The only problem I had with the book may actually be a problem with me. I just couldn’t get turned on by imagining giving head to a giant cup of coffee or an airplane. I had to spend a while thinking about my feelings: why didn’t I think giving head to an airplane would be fun? Tingle forced me to confront the scary possibility that his imagination is vastly more powerful and flexible than mine. It made me realize that my erotic sense, at least, is closely tied to things I’ve experienced; I can imagine a situation that I’ve experienced going “more so” in some direction or other, but I can’t imagine it going “vastly extremely more so.”

A number of years ago I got an email from someone asking me why I never did any homoerotic photography. My reply to him was lame: “I’m pretty straight, so I see the world that way and I can photographically represent what I see and imagine – and I don’t imagine that.” So I had to have a “sit-down and think” for a while and concluded that, for me, erotic fantasy depends to a large degree on my ability to put myself into the scene – can I see a role in the picture/movie/story that I can comfortably jump into? If so: I’m good. Otherwise, I get a discernable sense of discomfort as I keep trying to figure out where I am in the scene. Tingle’s writing triggers that in me: I’m neither the unicorn football player nor the narrator so I feel left out and a bit uncomfortable.

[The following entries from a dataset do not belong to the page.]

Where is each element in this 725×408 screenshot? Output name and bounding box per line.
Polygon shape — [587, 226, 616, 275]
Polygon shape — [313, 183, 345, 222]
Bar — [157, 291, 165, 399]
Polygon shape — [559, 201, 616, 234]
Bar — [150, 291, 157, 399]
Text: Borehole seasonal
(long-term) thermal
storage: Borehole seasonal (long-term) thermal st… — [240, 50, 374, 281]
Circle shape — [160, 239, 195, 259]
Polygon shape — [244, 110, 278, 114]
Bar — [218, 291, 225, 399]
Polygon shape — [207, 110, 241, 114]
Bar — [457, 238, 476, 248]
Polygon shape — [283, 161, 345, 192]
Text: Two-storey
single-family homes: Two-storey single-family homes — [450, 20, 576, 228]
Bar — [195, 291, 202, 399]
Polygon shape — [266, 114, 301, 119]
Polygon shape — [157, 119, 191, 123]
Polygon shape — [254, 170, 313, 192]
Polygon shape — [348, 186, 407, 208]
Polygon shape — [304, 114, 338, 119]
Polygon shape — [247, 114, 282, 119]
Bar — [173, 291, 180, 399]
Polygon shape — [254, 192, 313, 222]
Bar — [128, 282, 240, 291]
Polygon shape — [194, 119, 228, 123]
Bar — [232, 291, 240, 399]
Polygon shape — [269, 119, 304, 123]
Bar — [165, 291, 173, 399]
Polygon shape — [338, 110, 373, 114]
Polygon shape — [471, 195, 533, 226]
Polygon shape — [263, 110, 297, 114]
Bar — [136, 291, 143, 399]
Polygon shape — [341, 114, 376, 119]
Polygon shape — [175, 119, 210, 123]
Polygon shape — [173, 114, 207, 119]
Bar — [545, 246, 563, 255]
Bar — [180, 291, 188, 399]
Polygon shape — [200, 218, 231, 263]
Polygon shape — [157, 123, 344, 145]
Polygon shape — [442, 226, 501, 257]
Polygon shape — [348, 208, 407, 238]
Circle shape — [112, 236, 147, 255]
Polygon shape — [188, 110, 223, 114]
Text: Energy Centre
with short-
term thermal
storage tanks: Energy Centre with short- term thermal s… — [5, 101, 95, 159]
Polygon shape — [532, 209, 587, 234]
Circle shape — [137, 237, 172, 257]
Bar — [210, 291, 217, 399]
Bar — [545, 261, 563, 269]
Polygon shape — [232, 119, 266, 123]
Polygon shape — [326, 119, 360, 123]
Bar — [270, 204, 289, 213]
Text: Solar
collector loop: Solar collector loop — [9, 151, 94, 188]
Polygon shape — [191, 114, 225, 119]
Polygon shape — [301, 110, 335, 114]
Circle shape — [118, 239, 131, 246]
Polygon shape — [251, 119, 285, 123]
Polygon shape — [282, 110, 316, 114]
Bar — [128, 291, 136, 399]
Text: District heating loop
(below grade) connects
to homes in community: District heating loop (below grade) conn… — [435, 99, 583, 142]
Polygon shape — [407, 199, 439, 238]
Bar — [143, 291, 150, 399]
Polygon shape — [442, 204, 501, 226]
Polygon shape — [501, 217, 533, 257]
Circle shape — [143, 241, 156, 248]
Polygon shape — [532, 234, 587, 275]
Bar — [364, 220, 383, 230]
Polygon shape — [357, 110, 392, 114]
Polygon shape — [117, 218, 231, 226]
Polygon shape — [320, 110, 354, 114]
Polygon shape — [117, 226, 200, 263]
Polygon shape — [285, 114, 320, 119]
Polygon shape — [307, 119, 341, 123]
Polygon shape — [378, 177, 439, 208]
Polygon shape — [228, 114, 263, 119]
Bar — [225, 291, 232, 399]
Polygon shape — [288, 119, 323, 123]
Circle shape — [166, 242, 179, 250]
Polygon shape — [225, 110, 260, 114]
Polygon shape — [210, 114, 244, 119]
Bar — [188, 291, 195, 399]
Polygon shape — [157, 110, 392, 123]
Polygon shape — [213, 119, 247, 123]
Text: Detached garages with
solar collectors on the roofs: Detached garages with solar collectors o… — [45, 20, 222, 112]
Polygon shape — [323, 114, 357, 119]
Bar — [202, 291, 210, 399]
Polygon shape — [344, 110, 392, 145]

The sadsack racist/misogynists who decided to use Tingle as a tool in their annoying childish games – they picked the wrong tool. They should have had John C. Wright write a 400+-page opus of boredom and tried to cram that into the Hugos butt. Presumably they thought “‘Space Raptor Butt Invasion’, that sounds bad!” Wrong space raptors.


My Rating:

  • Overall: 5/10 stars
  • 8/10 for surrealism
  • 8/10 for acceptance and accessibility
  • 3/10 for eroticism
  • 9/10 for making me think outside my little box



  1. efogoto says

    I’m neither the unicorn nor the football player

    From my reading, the unicorn *is* the football player. What occupation “me” has in that paragraph, other than the immediate description physically, is not discernible.


  2. cartomancer says

    Is this football played by unicorns or football played with a unicorn instead of the ball? And is the game normal football, rugby football, Australian Rules football, table football, five-a-side football, medieval village-on-village football or American ovoid concussion roulette?

    For that matter, is it the distinctly equine late medieval unicorn or the rather different classical monoceros we have involved here? These are IMPORTANT QUESTIONS.

    Or am I going to have to buy the book to find out?

  3. says

    Or am I going to have to buy the book to find out?

    The book doesn’t say, so if you want an answer to that question, you’ll have to use your imagination.

    This whole exercise has left me feeling pretty ordinary.